The Karl Fischer method is an accurate and recognized reference method that is selective for water. It is suitable for trace analysis (coulometric titration) and high-water content (volumetric titration). With the opportunity for extensive automation using suitable sample changers, the process allows for very high sample throughputs.

• The Titrator Excellence T5, T7, and T9 accommodate a wide range of titration applications, including coulometric and volumetric Karl Fisher.
• Volumetric Compact Karl Fischer Titrators accommodate a wide range of water content applications, with fast and precise determinations from 100 ppm to 100% water.
• Compact Coulometric Karl Fischer Titrators offer particularly fast and precise titration of samples with a low water content from 1 ppm to 5%.
• EasyPlus KFV specifically targets the needs of the food industry for volumetric Karl Fisher titration, with precise determination from 100ppm to 100% water.
• The In Motion™ Karl Fischer Oven Autosampler enables automated handling of samples and gas phase extraction for Karl Fischer titration

Selecting the most suitable method depends on the physical and chemical properties of the sample, such as the type, volume, number, presumed moisture content, application needs (e.g., measurement speed, automation), regulatory requirements (e.g., accuracy), and further criteria specific to the product or manufacturing process.

Gravimetric measurements are always loss-on-drying methods and yield samples' total volatile content (including water). In contrast, Karl Fischer's titration or physical methods are specific to water and determine the water content of samples.

Gravimetric methods are more suitable for materials where moisture is only weakly bound to the material. In honey, for example, water is strongly bound to sugar molecules by hydrogen bonding. As a result, completing a gravimetric determination of the moisture content is time-consuming, whereas Karl Fischer can determine the water content in honey in just a few minutes.
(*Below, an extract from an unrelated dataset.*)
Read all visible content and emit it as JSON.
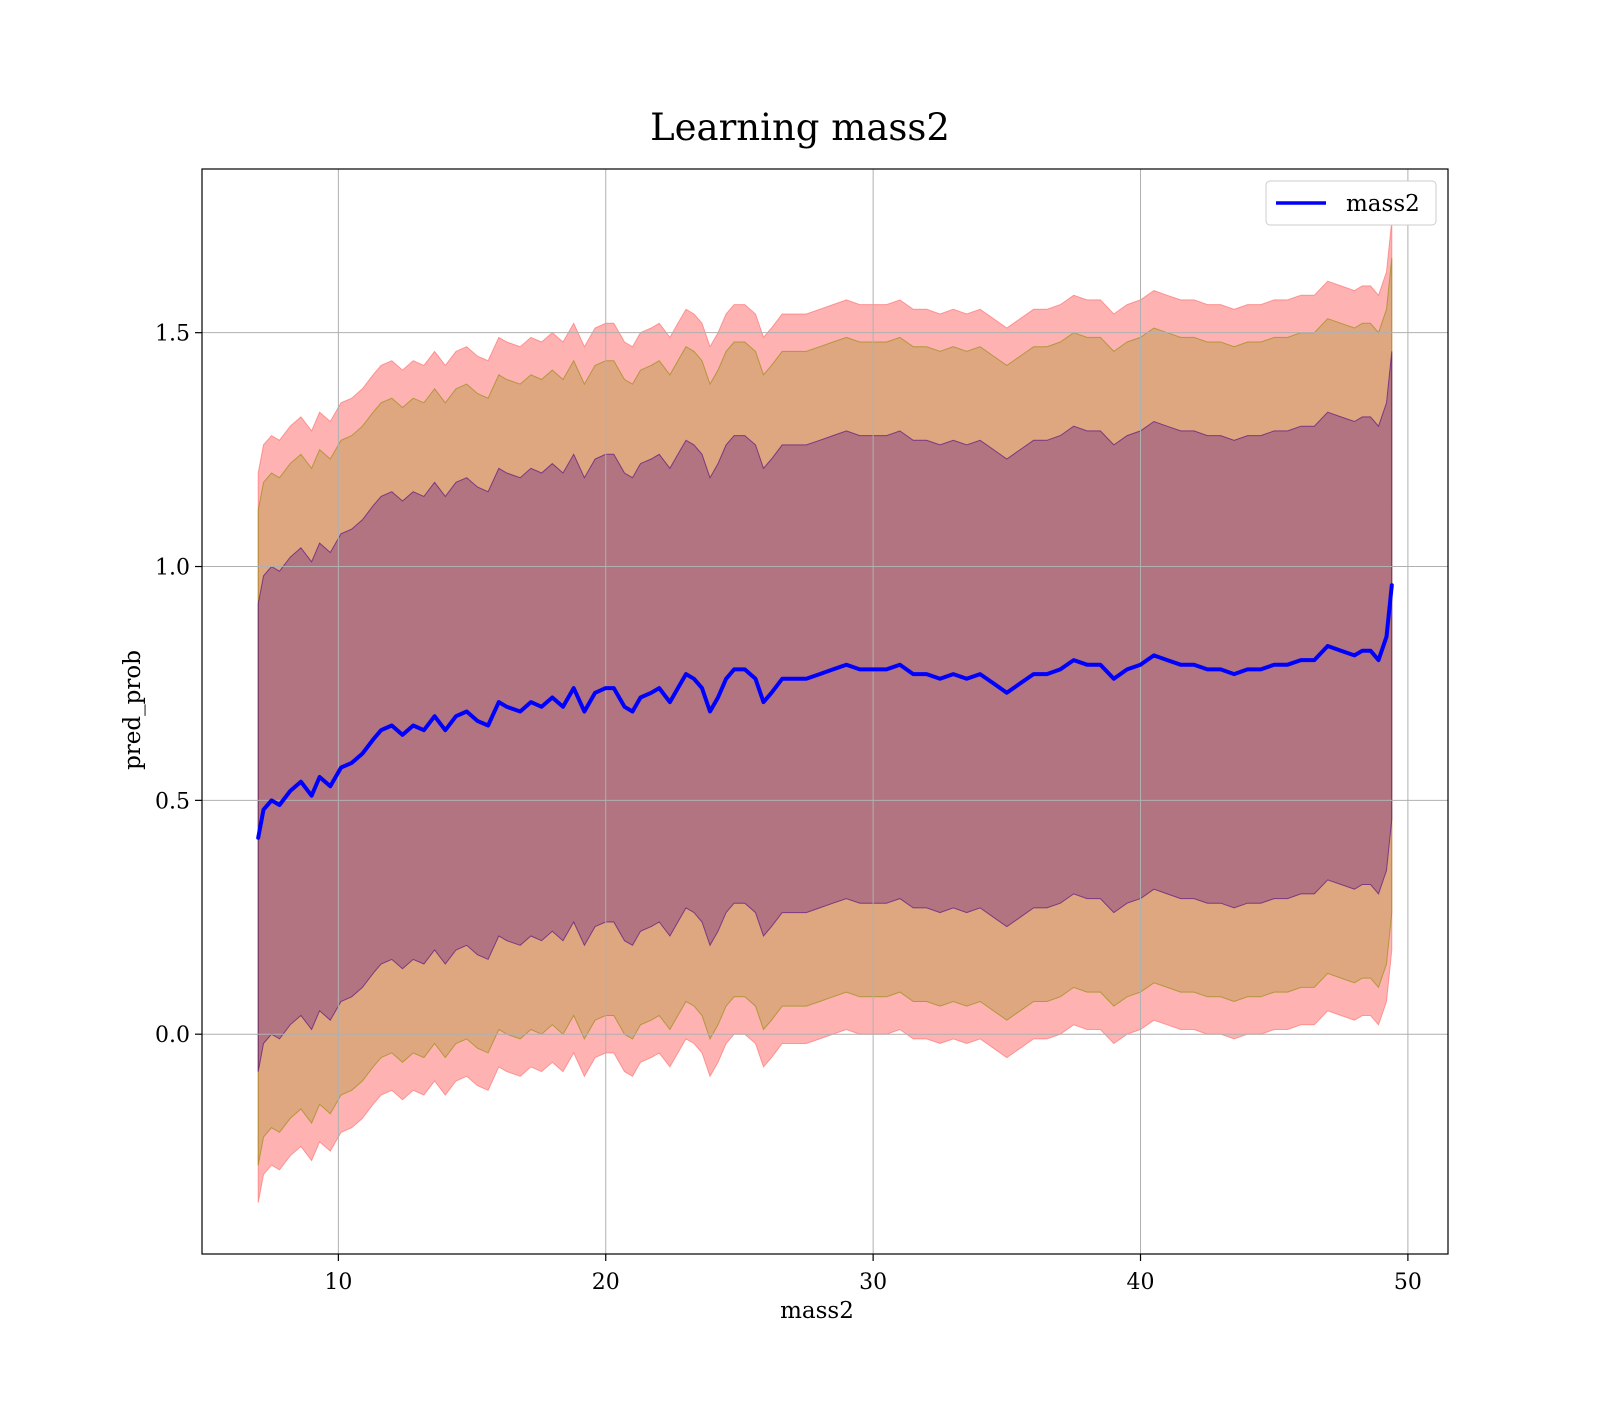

Choosing the proper method of moisture determination can be delicate, and there is no one-size-fits-all solution. However, if you answer yes to the following questions, then Karl Fischer is a better option than loss-on-drying.

Do you need to measure only water content?

Does your product contain more than trace amounts of volatiles, which can distort the moisture reading?

Does your product have a very low moisture content?